Dica de Filme

Gangues de Nova Iorque
2002
Direção: Martin Scorsese


Este filme é superlativo em muitos aspectos. Primeiro, até hoje, mostra-se como uma das obras máximas do mestre Scorsese, ficando ali, só alguns degraus abaixo de "Taxi Driver", "Touro Indomável" e "Os Bons Companheiros" (o que, convenhamos, já seria algo extraordinário). Mas, o cineasta vai além, e nos presenteou com uma história bem forte, interpretada por um elenco primoroso, com uma narrativa de encher os olhos. Dessa safra recente de filmes do diretor, sem dúvida, "Gangues de Nova Iorque" é o melhor.

Pra fazer uma obra assim, Scorsese simplesmente mostrou o que sabia fazer de melhor. Pra começo de conversa, utiliza sua grande "paixão", a cidade de Nova Iorque, para ambientar as várias formas de violência. Só que ele não se limitou a falar de uma máfia recente, indo até os primórdios da região, mostrando aquilo que poderia ter sido a raiz de toda a violência que ainda hoje é marca registrada da cidade. Nisso, vislumbramos o início de verdadeiras gangues rivais, com suas rixas, seus códigos de honra, seus embates nas ruas, seus dribles para subornar e escapar da lei.




É nesse contexto que somos apresentados aos "Nativos" e aos "Coelhos Mortos", grupos que sempre viveram é pé de guerra. E é num desses embates decisivos que o líder dos "Coelhos Mortos" é morto pelo chefe dos "Nativos", Cutting, o Açougueiro. A partir de então, um grupo passa a viver ainda mais na marginalidade, enquanto o outro toma conta do lugar, instituindo até uma data comemorativa em homenagem ao dia em que derrotaram seus adversários. O filho do líder dos "Coelhos Mortos" sobrevive, e, voltando anos depois, busca vingança.

Só os primeiros minutos que apresentam essa pequena parte da história mostram o porquê de Scorsese ser considerado um gênio da sétima arte. Com muito domínio de câmera, ele consegue construir um enredo envolvente e muito brutal ao mesmo tempo.

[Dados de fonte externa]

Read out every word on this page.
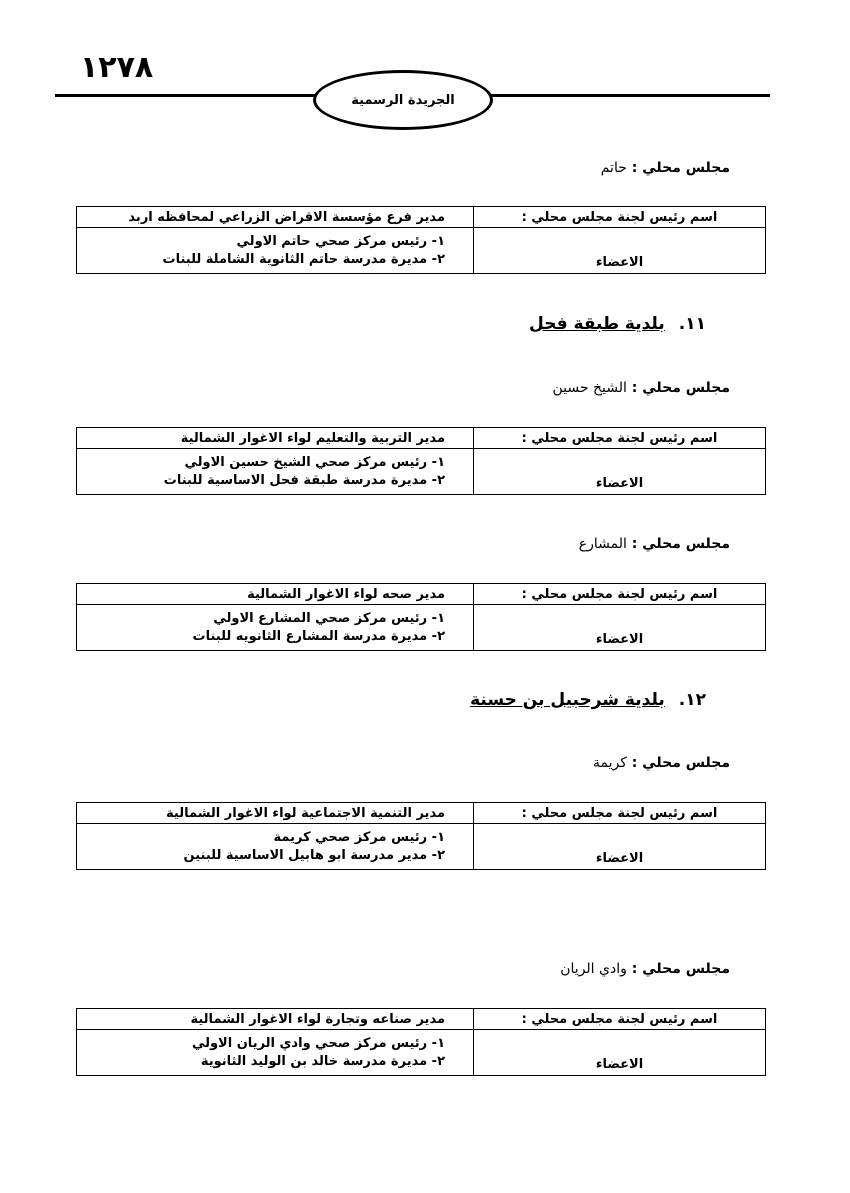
١٢٧٨
الجريدة الرسمية
مجلس محلي : حاتم
اسم رئيس لجنة مجلس محلي :	مدير فرع مؤسسة الاقراض الزراعي لمحافظه اربد
الاعضاء	١- رئيس مركز صحي حاتم الاولي
٢- مديرة مدرسة حاتم الثانوية الشاملة للبنات
١١.بلدية طبقة فحل
مجلس محلي : الشيخ حسين
اسم رئيس لجنة مجلس محلي :	مدير التربية والتعليم لواء الاغوار الشمالية
الاعضاء	١- رئيس مركز صحي الشيخ حسين الاولي
٢- مديرة مدرسة طبقة فحل الاساسية للبنات
مجلس محلي : المشارع
اسم رئيس لجنة مجلس محلي :	مدير صحه لواء الاغوار الشمالية
الاعضاء	١- رئيس مركز صحي المشارع الاولي
٢- مديرة مدرسة المشارع الثانويه للبنات
١٢.بلدية شرحبيل بن حسنة
مجلس محلي : كريمة
اسم رئيس لجنة مجلس محلي :	مدير التنمية الاجتماعية لواء الاغوار الشمالية
الاعضاء	١- رئيس مركز صحي كريمة
٢- مدير مدرسة ابو هابيل الاساسية للبنين
مجلس محلي : وادي الريان
اسم رئيس لجنة مجلس محلي :	مدير صناعه وتجارة لواء الاغوار الشمالية
الاعضاء	١- رئيس مركز صحي وادي الريان الاولي
٢- مديرة مدرسة خالد بن الوليد الثانوية
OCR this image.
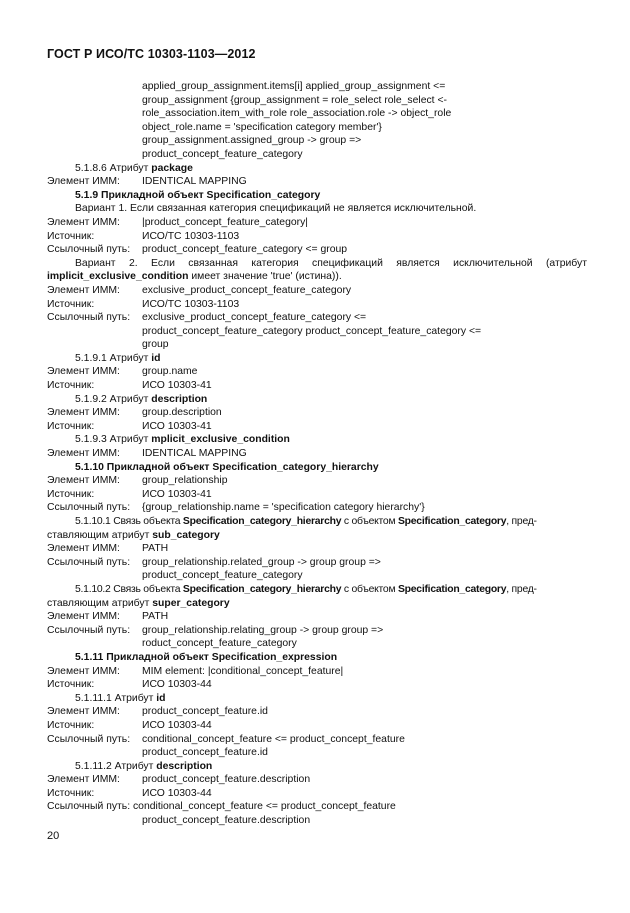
ГОСТ Р ИСО/ТС 10303-1103—2012
applied_group_assignment.items[i] applied_group_assignment <=
group_assignment {group_assignment = role_select role_select <-
role_association.item_with_role role_association.role -> object_role
object_role.name = 'specification category member'}
group_assignment.assigned_group -> group =>
product_concept_feature_category
5.1.8.6 Атрибут package
Элемент ИММ: IDENTICAL MAPPING
5.1.9 Прикладной объект Specification_category
Вариант 1. Если связанная категория спецификаций не является исключительной.
Элемент ИММ: |product_concept_feature_category|
Источник:	ИСО/ТС 10303-1103
Ссылочный путь: product_concept_feature_category <= group
Вариант 2. Если связанная категория спецификаций является исключительной (атрибут
implicit_exclusive_condition имеет значение 'true' (истина)).
Элемент ИММ: exclusive_product_concept_feature_category
Источник:	ИСО/ТС 10303-1103
Ссылочный путь: exclusive_product_concept_feature_category <=
product_concept_feature_category product_concept_feature_category <=
group
5.1.9.1 Атрибут id
Элемент ИММ: group.name
Источник:	ИСО 10303-41
5.1.9.2 Атрибут description
Элемент ИММ: group.description
Источник:	ИСО 10303-41
5.1.9.3 Атрибут mplicit_exclusive_condition
Элемент ИММ: IDENTICAL MAPPING
5.1.10 Прикладной объект Specification_category_hierarchy
Элемент ИММ: group_relationship
Источник:	ИСО 10303-41
Ссылочный путь: {group_relationship.name = 'specification category hierarchy'}
5.1.10.1 Связь объекта Specification_category_hierarchy с объектом Specification_category, пред-
ставляющим атрибут sub_category
Элемент ИММ: PATH
Ссылочный путь: group_relationship.related_group -> group group =>
product_concept_feature_category
5.1.10.2 Связь объекта Specification_category_hierarchy с объектом Specification_category, пред-
ставляющим атрибут super_category
Элемент ИММ: PATH
Ссылочный путь: group_relationship.relating_group -> group group =>
roduct_concept_feature_category
5.1.11 Прикладной объект Specification_expression
Элемент ИММ: MIM element: |conditional_concept_feature|
Источник:	ИСО 10303-44
5.1.11.1 Атрибут id
Элемент ИММ: product_concept_feature.id
Источник:	ИСО 10303-44
Ссылочный путь: conditional_concept_feature <= product_concept_feature
product_concept_feature.id
5.1.11.2 Атрибут description
Элемент ИММ: product_concept_feature.description
Источник:	ИСО 10303-44
Ссылочный путь: conditional_concept_feature <= product_concept_feature
product_concept_feature.description
20
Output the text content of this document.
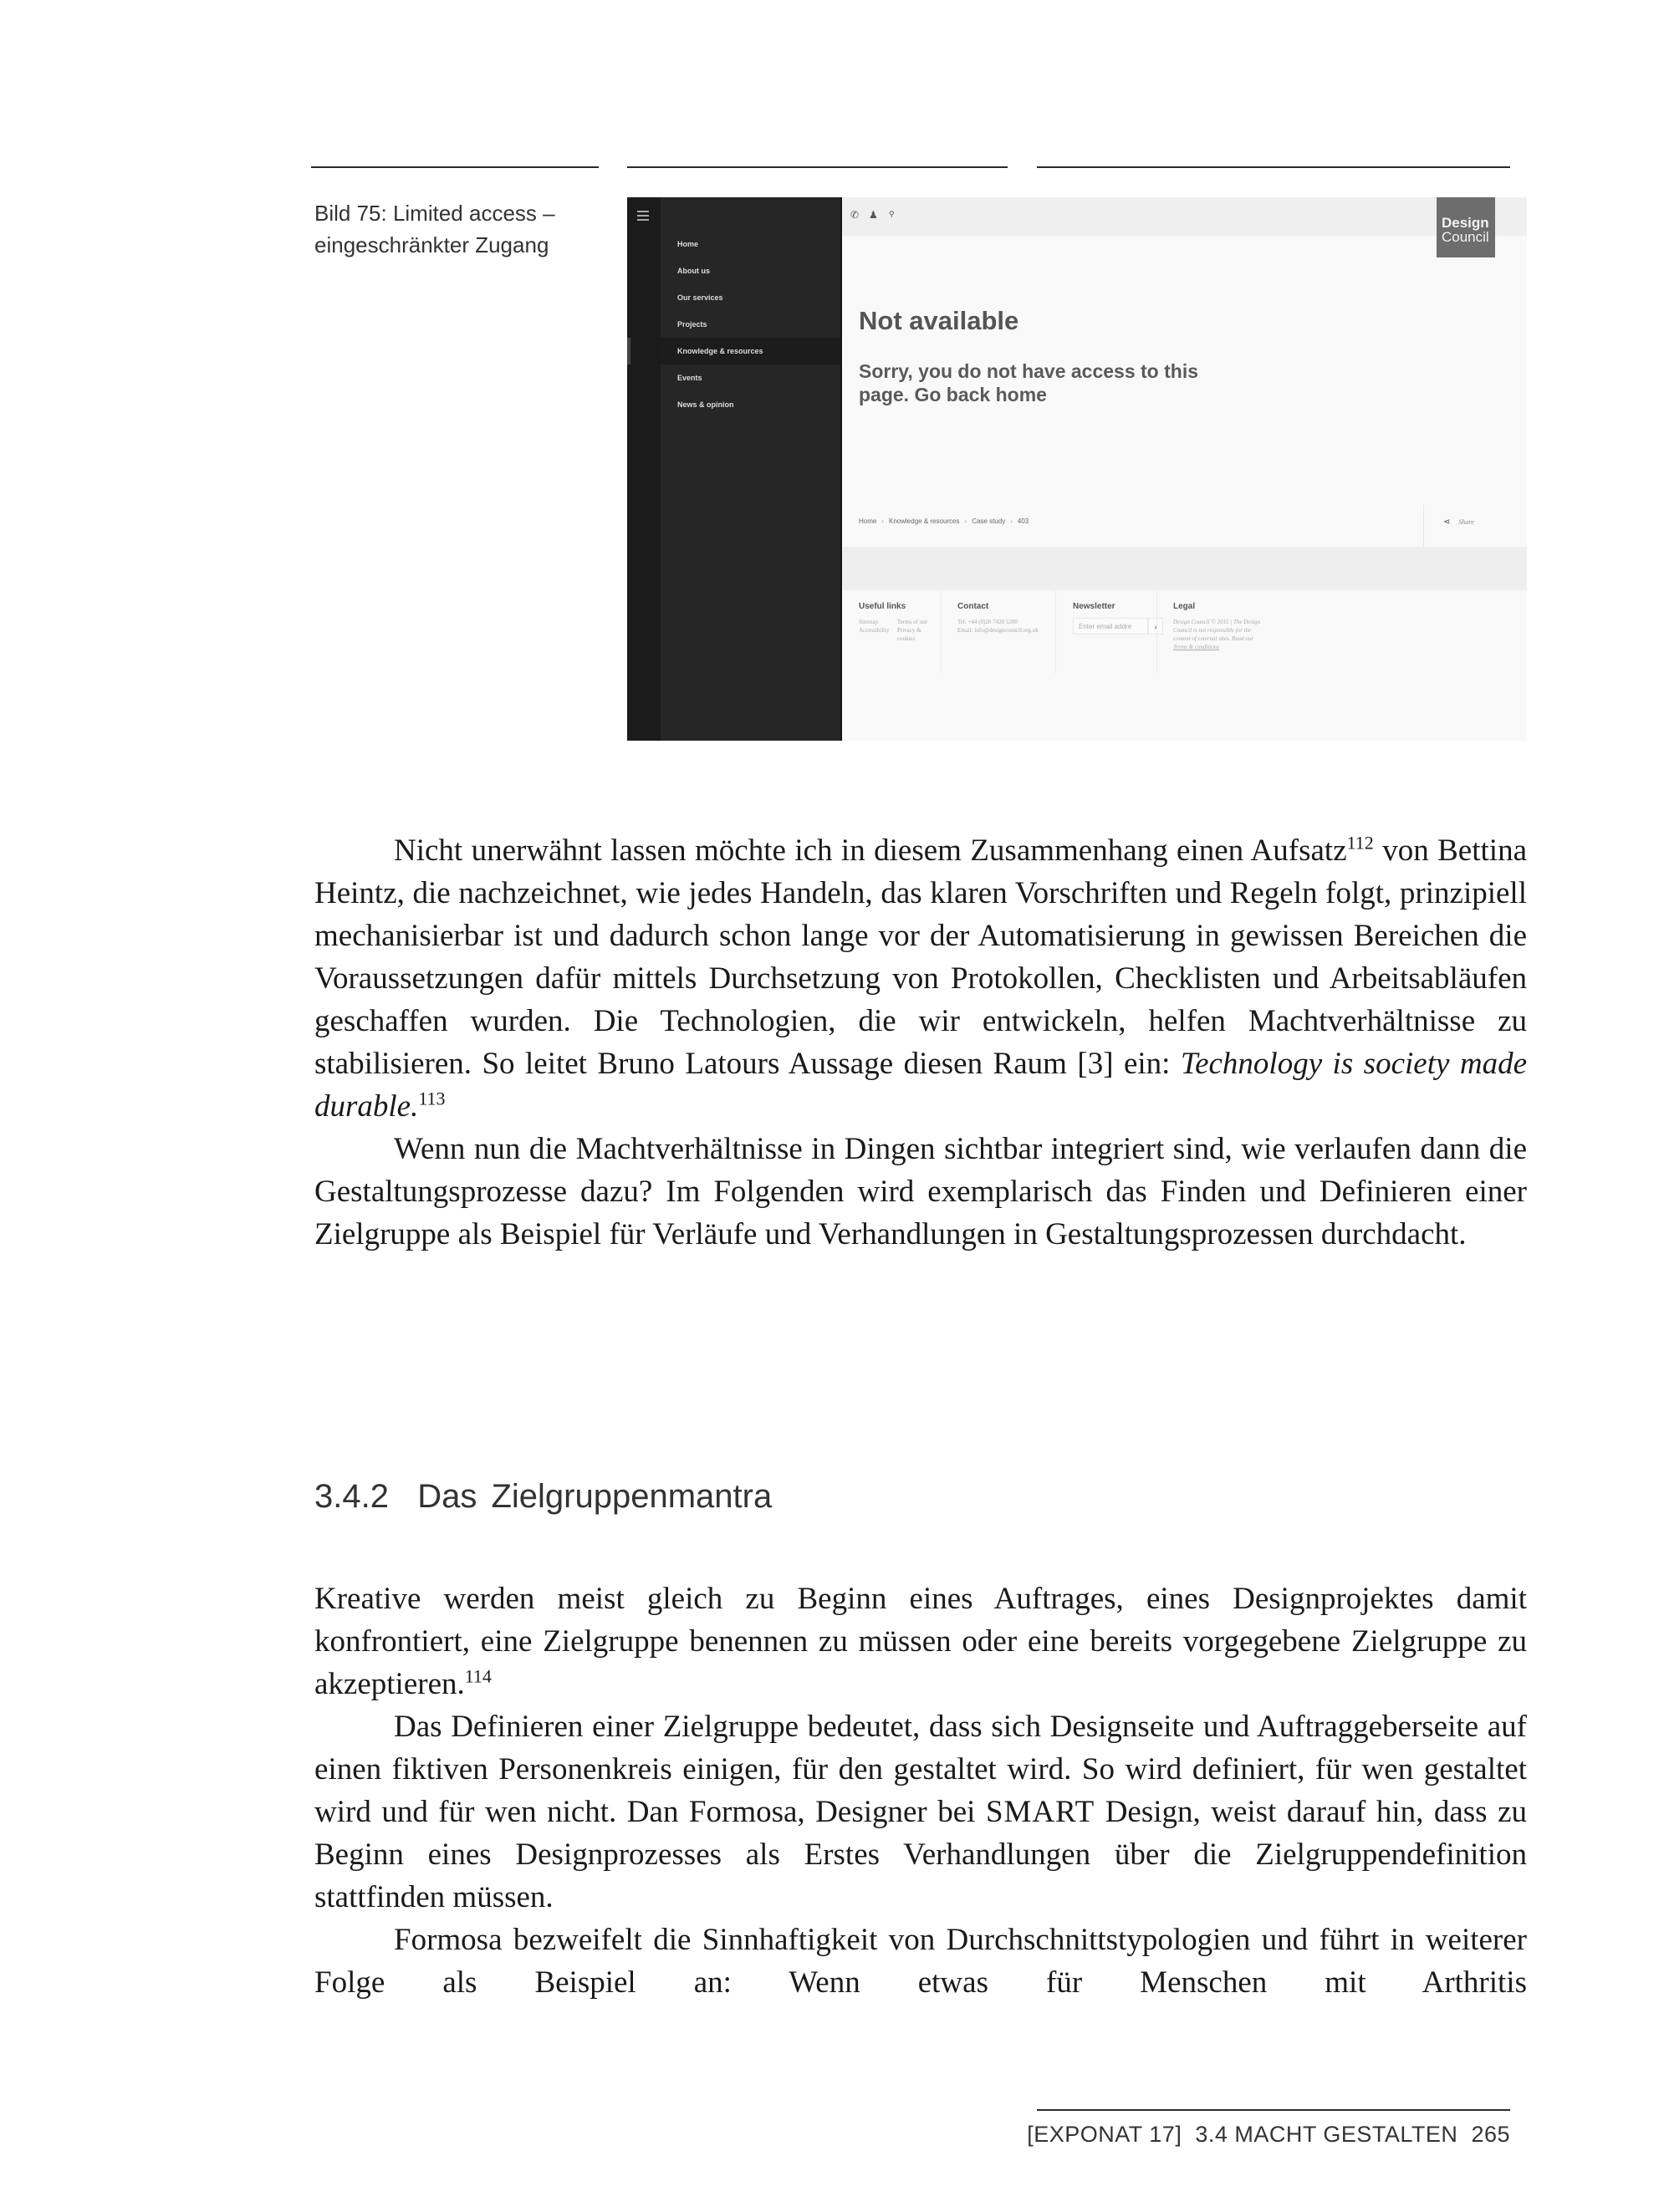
Bild 75: Limited access –
eingeschränkter Zugang	Home
About us
Our services
Projects
Knowledge & resources
Events
News & opinion
✆ ♟ ⚲	Design
Council
Not available
Sorry, you do not have access to this page. Go back home
Home › Knowledge & resources › Case study › 403	⋖ Share
Useful links
Sitemap
Accessibility
Terms of use
Privacy & cookies
Contact
Tel: +44 (0)20 7420 5200
Email: info@designcouncil.org.uk
Newsletter
Enter email addre	›
Legal
Design Council © 2015 | The Design Council is not responsible for the content of external sites. Read our Terms & conditions

Nicht unerwähnt lassen möchte ich in diesem Zusammenhang einen Aufsatz$^{112}$ von Bettina Heintz, die nachzeichnet, wie jedes Handeln, das klaren Vorschriften und Regeln folgt, prinzipiell mechanisierbar ist und dadurch schon lange vor der Automatisierung in gewissen Bereichen die Voraussetzungen dafür mittels Durchsetzung von Protokollen, Checklisten und Arbeitsabläufen geschaffen wurden. Die Technologien, die wir entwickeln, helfen Machtverhältnisse zu stabilisieren. So leitet Bruno Latours Aussage diesen Raum [3] ein: Technology is society made durable.$^{113}$

Wenn nun die Machtverhältnisse in Dingen sichtbar integriert sind, wie verlaufen dann die Gestaltungsprozesse dazu? Im Folgenden wird exemplarisch das Finden und Definieren einer Zielgruppe als Beispiel für Verläufe und Verhandlungen in Gestaltungsprozessen durchdacht.

3.4.2 Das Zielgruppenmantra

Kreative werden meist gleich zu Beginn eines Auftrages, eines Designprojektes damit konfrontiert, eine Zielgruppe benennen zu müssen oder eine bereits vorgegebene Zielgruppe zu akzeptieren.$^{114}$

Das Definieren einer Zielgruppe bedeutet, dass sich Designseite und Auftraggeberseite auf einen fiktiven Personenkreis einigen, für den gestaltet wird. So wird definiert, für wen gestaltet wird und für wen nicht. Dan Formosa, Designer bei SMART Design, weist darauf hin, dass zu Beginn eines Designprozesses als Erstes Verhandlungen über die Zielgruppendefinition stattfinden müssen.

Formosa bezweifelt die Sinnhaftigkeit von Durchschnittstypologien und führt in weiterer Folge als Beispiel an: Wenn etwas für Menschen mit Arthritis

[EXPONAT 17] 3.4 MACHT GESTALTEN 265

A cena da luta entre as gangues é extremamente bem filmada, com edição e trilha sonora fazendo da sequência uma das melhores dos filmes do diretor. O destaque também fica por conta da dupla de atores que contracenam juntos nesse momento: Daniel Day-Lewis e Liam Neeson.




A partir desse início, o filme vai se concentrar na volta de Amsterdam, após sair de um orfanato, e dos jogos de poder que passam a dominar Nova Iorque cada vez mais, com gangues rivais se matando nas ruas, a polícia fingindo que reprime e os políticos ganhando com isso. Por sinal, esta é uma das produções com maior crítica social de Scorsese, o que chega a ser uma grata novidade, pois, não há nada forçado ou panfletário nesse sentido. Vemos bastante corrupção em tela,  tudo muito revoltante, mas, com especial destaque para os desmandos políticos.

Porém, é grande atrativo da produção é mesmo o conjunto. A narração é tão fruída que nas duas primeiras horas, o espectador praticamente não sente o tempo passar. Após isso, é verdade, o filme tem uns 15 minutos em que a história "trava" um pouco, mas, acaba sendo necessário para a trama, pois, tudo converge para o impressionante embate final. Embate esse que expõe, claramente, que os verdadeiros vilões não são as gangues, e sim, quem está supostamente ao lado da lei. Brilhante conclusão de um brilhante filme.




Não obstante, temos ótimos personagens. Amsterdam, ao mesmo tempo que quer vingança, também se sente atraído em ficar no mundo de Cutting, sendo seu braço direito, ao passo que este se mostra um tremendo antagonista, frio e extremamente violento, cujas ações provocam fascínio e medo em doses iguais. Não é preciso dizer, pois, que Daniel Day-Lewis e Leonardo DiCaprio entregam interpretações excelentes, com especial destaque para o primeiro, numa encarnação completamente insana. O restante do elenco não faz feio, em especial, Cameron Diaz, num de seus melhores papéis.

"Gangues de Nova Iorque" é, em linhas gerais, um atestado. Um atestado de que o cinema pode, quando quer, contar uma boa história, de maneira formidável, com narrativas, diálogos e interpretações incríveis, e ainda ter boas doses de crítica social (que aqui expõe todo o racismo e xenofobia de quem se diz patriota, mas, que não passa de um perfeito ignorante). Com todos esses predicados, não tem como não deixar de louvar Martin Scorsese, e reverenciá-lo como o mestre que é. Simples assim.